Hacker News new | ask | show | jobs
by nightshift1 251 days ago
I think that letting an LLM run unsupervised on a task is a good way to waste time and tokens. You need to catch them before they stray too far off-path. I stopped using subagents in Claude because I wasn't able to see what they were doing and intervene. Indirectly asking an LLM to prompt another LLM to work on a long, multi-step task doesn't seem like a good idea to me. I think community efforts should go toward making LLMs more deterministic with the help of good old-fashioned software tooling instead of role-playing and writing prayers to the LLM god.
4 comments

When the task is bigger than I trust the agent to work on it on its own, or for me to review the results, I ask it to create a plan with steps. Then create a md file for each step. I review the steps, and ask the agent to implement the first one. Review that one, fix it, then ask it to update the next steps, and then implement the next one. And so on, until finished.
Have you tried Scoped context packages? Basically for each task, I create a .md file that includes relevant file paths, the purpose of the task, key dependencies, a clear plan of action, and a test strategy. It’s like a mini local design doc. I found that it helps ground implementation and stabilizes the output of the agents.
I read this suggestion a lot. “Make clear steps, a clear plan of action.” Which I get. But then instead of having an LLM flail away at it could we give to an actual developer? It seems like we’ve finally realized that clear specs makes dev work much easier for LLMs. But the same is true for a human. The human will ask more clarifying questions and not hallucinate. The llm will role the dice and pick a path. Maybe we as devs would just rather talk with machines.
Yes, but the difference is that an LLM produces the result instantly, whereas a human might take hours or days.
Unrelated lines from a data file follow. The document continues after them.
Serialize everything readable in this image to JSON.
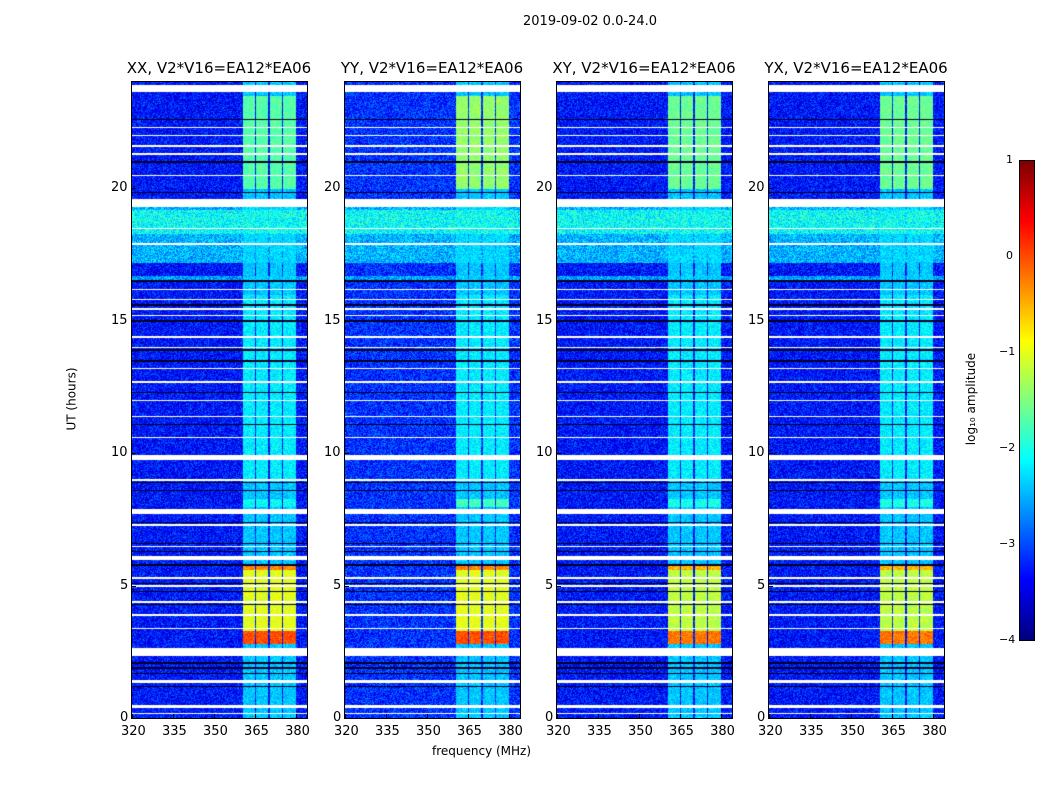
{
  "suptitle": "2019-09-02 0.0-24.0",
  "chart_data": {
    "type": "heatmap",
    "title": "2019-09-02 0.0-24.0",
    "xlabel": "frequency (MHz)",
    "ylabel": "UT (hours)",
    "xlim": [
      320,
      384
    ],
    "ylim": [
      0,
      24
    ],
    "xticks": [
      "320",
      "335",
      "350",
      "365",
      "380"
    ],
    "yticks": [
      "0",
      "5",
      "10",
      "15",
      "20"
    ],
    "panels": [
      {
        "title": "XX, V2*V16=EA12*EA06"
      },
      {
        "title": "YY, V2*V16=EA12*EA06"
      },
      {
        "title": "XY, V2*V16=EA12*EA06"
      },
      {
        "title": "YX, V2*V16=EA12*EA06"
      }
    ],
    "colorbar": {
      "label": "log₁₀ amplitude",
      "range": [
        -4,
        1
      ],
      "ticks": [
        "1",
        "0",
        "−1",
        "−2",
        "−3",
        "−4"
      ],
      "colormap": "jet"
    },
    "background_level": -3.3,
    "rfi_subbands_mhz": [
      [
        360.5,
        365
      ],
      [
        365.5,
        370
      ],
      [
        370.5,
        375
      ],
      [
        375.5,
        380
      ]
    ],
    "flagged_hours": [
      [
        23.65,
        23.9
      ],
      [
        19.3,
        19.6
      ],
      [
        15.4,
        15.5
      ],
      [
        9.75,
        9.95
      ],
      [
        7.7,
        7.9
      ],
      [
        6.0,
        6.15
      ],
      [
        5.25,
        5.35
      ],
      [
        2.35,
        2.65
      ],
      [
        1.35,
        1.45
      ],
      [
        0.4,
        0.5
      ]
    ],
    "bright_broadband_hours": [
      17.2,
      19.3
    ],
    "strong_rfi_hours": [
      [
        2.8,
        3.3,
        0.0
      ],
      [
        3.3,
        5.6,
        -1.0
      ],
      [
        5.6,
        5.75,
        -0.3
      ],
      [
        20.0,
        23.5,
        -1.4
      ],
      [
        8.0,
        8.3,
        -1.8
      ]
    ]
  }
}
So if you can get the spec right, and the LLM+agent harness is good enough, you can move much, much faster. It's not always true to the same degree, obviously.

Getting the spec right, and knowing what tasks to use it on -- that's the hard part that people are grappling with, in most contexts.
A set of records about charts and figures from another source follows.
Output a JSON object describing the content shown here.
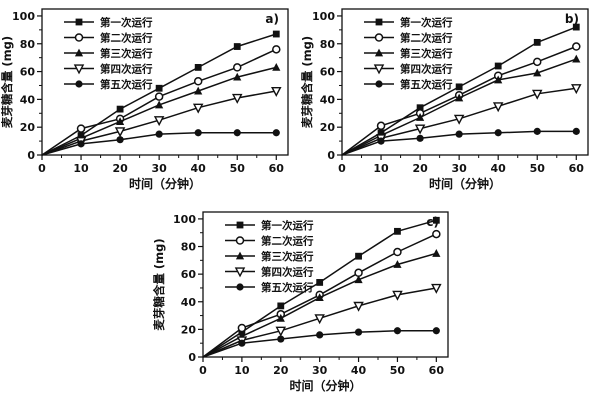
{
  "figure": {
    "background": "#ffffff",
    "line_color": "#111111",
    "text_color": "#111111"
  },
  "chart_data": [
    {
      "type": "line",
      "panel_label": "a)",
      "xlabel": "时间（分钟）",
      "ylabel": "麦芽糖含量 (mg)",
      "xlim": [
        0,
        63
      ],
      "ylim": [
        0,
        105
      ],
      "xticks": [
        0,
        10,
        20,
        30,
        40,
        50,
        60
      ],
      "yticks": [
        0,
        20,
        40,
        60,
        80,
        100
      ],
      "x_minor_step": 5,
      "y_minor_step": 10,
      "grid": false,
      "legend_position": "top-left",
      "x": [
        0,
        10,
        20,
        30,
        40,
        50,
        60
      ],
      "series": [
        {
          "name": "第一次运行",
          "marker": "square-filled",
          "values": [
            0,
            14,
            33,
            48,
            63,
            78,
            87
          ]
        },
        {
          "name": "第二次运行",
          "marker": "circle-open",
          "values": [
            0,
            19,
            26,
            42,
            53,
            63,
            76
          ]
        },
        {
          "name": "第三次运行",
          "marker": "triangle-filled",
          "values": [
            0,
            12,
            24,
            36,
            46,
            56,
            63
          ]
        },
        {
          "name": "第四次运行",
          "marker": "triangle-down-open",
          "values": [
            0,
            10,
            17,
            25,
            34,
            41,
            46
          ]
        },
        {
          "name": "第五次运行",
          "marker": "circle-filled",
          "values": [
            0,
            8,
            11,
            15,
            16,
            16,
            16
          ]
        }
      ]
    },
    {
      "type": "line",
      "panel_label": "b)",
      "xlabel": "时间（分钟）",
      "ylabel": "麦芽糖含量 (mg)",
      "xlim": [
        0,
        63
      ],
      "ylim": [
        0,
        105
      ],
      "xticks": [
        0,
        10,
        20,
        30,
        40,
        50,
        60
      ],
      "yticks": [
        0,
        20,
        40,
        60,
        80,
        100
      ],
      "x_minor_step": 5,
      "y_minor_step": 10,
      "grid": false,
      "legend_position": "top-left",
      "x": [
        0,
        10,
        20,
        30,
        40,
        50,
        60
      ],
      "series": [
        {
          "name": "第一次运行",
          "marker": "square-filled",
          "values": [
            0,
            16,
            34,
            49,
            64,
            81,
            92
          ]
        },
        {
          "name": "第二次运行",
          "marker": "circle-open",
          "values": [
            0,
            21,
            30,
            43,
            57,
            67,
            78
          ]
        },
        {
          "name": "第三次运行",
          "marker": "triangle-filled",
          "values": [
            0,
            14,
            27,
            41,
            54,
            59,
            69
          ]
        },
        {
          "name": "第四次运行",
          "marker": "triangle-down-open",
          "values": [
            0,
            12,
            19,
            26,
            35,
            44,
            48
          ]
        },
        {
          "name": "第五次运行",
          "marker": "circle-filled",
          "values": [
            0,
            10,
            12,
            15,
            16,
            17,
            17
          ]
        }
      ]
    },
    {
      "type": "line",
      "panel_label": "c)",
      "xlabel": "时间（分钟）",
      "ylabel": "麦芽糖含量 (mg)",
      "xlim": [
        0,
        63
      ],
      "ylim": [
        0,
        105
      ],
      "xticks": [
        0,
        10,
        20,
        30,
        40,
        50,
        60
      ],
      "yticks": [
        0,
        20,
        40,
        60,
        80,
        100
      ],
      "x_minor_step": 5,
      "y_minor_step": 10,
      "grid": false,
      "legend_position": "top-left",
      "x": [
        0,
        10,
        20,
        30,
        40,
        50,
        60
      ],
      "series": [
        {
          "name": "第一次运行",
          "marker": "square-filled",
          "values": [
            0,
            18,
            37,
            54,
            73,
            91,
            99
          ]
        },
        {
          "name": "第二次运行",
          "marker": "circle-open",
          "values": [
            0,
            21,
            31,
            45,
            61,
            76,
            89
          ]
        },
        {
          "name": "第三次运行",
          "marker": "triangle-filled",
          "values": [
            0,
            15,
            28,
            43,
            56,
            67,
            75
          ]
        },
        {
          "name": "第四次运行",
          "marker": "triangle-down-open",
          "values": [
            0,
            12,
            19,
            28,
            37,
            45,
            50
          ]
        },
        {
          "name": "第五次运行",
          "marker": "circle-filled",
          "values": [
            0,
            10,
            13,
            16,
            18,
            19,
            19
          ]
        }
      ]
    }
  ]
}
I'm using it to help me build what I want and learn how. It being incorrect and needing questioning isn't that bad, so long as you ARE questioning it. It has brought up so many concepts, parameters, etc that would be difficult to find and learn alone. Documentation can often be very difficult to parse. Llms make it easier.
> Maybe we as devs would just rather talk with machines.

This is kind of how I feel. Chat as an interaction is mentally taxing for me.
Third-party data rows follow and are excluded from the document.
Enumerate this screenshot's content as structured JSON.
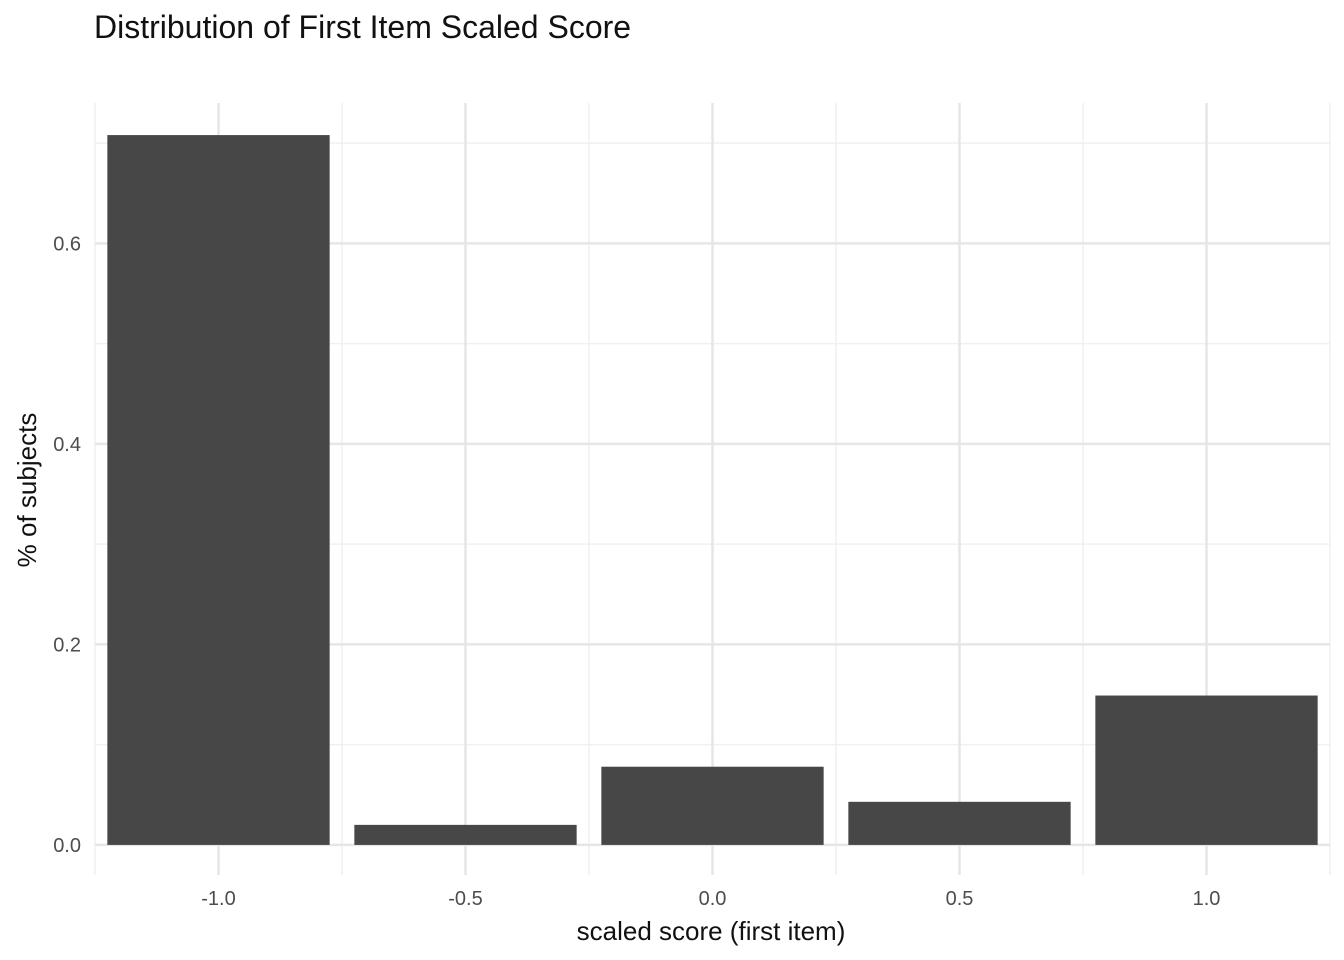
{
  "chart_data": {
    "type": "bar",
    "title": "Distribution of First Item Scaled Score",
    "xlabel": "scaled score (first item)",
    "ylabel": "% of subjects",
    "categories": [
      -1.0,
      -0.5,
      0.0,
      0.5,
      1.0
    ],
    "values": [
      0.708,
      0.02,
      0.078,
      0.043,
      0.149
    ],
    "x_ticks": [
      "-1.0",
      "-0.5",
      "0.0",
      "0.5",
      "1.0"
    ],
    "y_ticks": [
      "0.0",
      "0.2",
      "0.4",
      "0.6"
    ],
    "xlim": [
      -1.25,
      1.25
    ],
    "ylim": [
      -0.03,
      0.74
    ],
    "grid": true,
    "legend": "none",
    "colors": {
      "bar": "#474747",
      "grid_major": "#e6e6e6",
      "grid_minor": "#f0f0f0",
      "text": "#111111",
      "tick_text": "#4d4d4d",
      "background": "#ffffff"
    }
  }
}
Separately, you have to consider that "wasting tokens spinning" might be acceptable if you're able to run hundreds of thousands of these things in parallel. If even a small subset of them translate to value, then you're far net ahead vs with a strictly manual/human process.
> hundreds of thousands of these things in parallel

At what cost,. monetary and environmental?

If the system provides value that is greater than its cost, then paying the cost to gain the value is always worthwhile - regardless of the magnitude of the cost.

As costs drop exponentially (a reasonable expectation for LLMs, etc.) then increasing agent parallelism becomes more and more economically viable over time.

>As costs drop exponentially

Not a reasonable expectation anymore. Moore's Law has been dead for more than a decade and we're getting close to physical limits.

I do the same thing with my engineers but I keep the tasks in Jira and I label them "stories".

But in all seriousness +1 can recommend this method.

This is built into Cursor now with plan mode https://cursor.com/docs/agent/planning
How does Cursor plan mode differ from Claude Code plan mode? I've used the latter a lot (it's been there a long time), and the description seems very similar. The big difference with the workflow I described is that with that plan mode you don't get to review and correct what happened between steps.
I've not used Claude Code, so my answer might not be that useful. But I would think that because both are chat-based interfaces you would be able to instruct the model to either continue without approval or wait for your approval at each step. I certainly do that with Cursor. Cursor has also recently started automatically generating TODO lists in the background (with a tool call I'm assuming), and displaying them as part of the thinking process without explicit instruction. I find that useful.
this plus a reset in between steps usually helps focus context in my experience
Yeah in my experience, LLMs are great but they still need babysitting lest they add 20k lines of code that could have been 2k.
There are two opposite ways to do this.

Codex is like an external consultant. You give it specs and it quietly putters away and only stops when the feature is done.

Claude is built more like a pair programmer, it displays changes live, "talks" about what it's doing and what's working et.

It's really, REALLY hard to abort codex mid-run to correct it. With Claude it's a lot easier when you see it doing something stupid or getting of the rails. Just hit ESC and tell it where it went wrong (like use task build, don't build it manually or use markdownlint, don't spend 5 minutes editing the markdown line by line).

I also use AI to do discrete, well-defined tasks so I can keep an eye on things before they go astray.

But I thought there are lots of agentic systems that loop back and ask for approval every few steps, or after every agent does its piece. Is that not the case?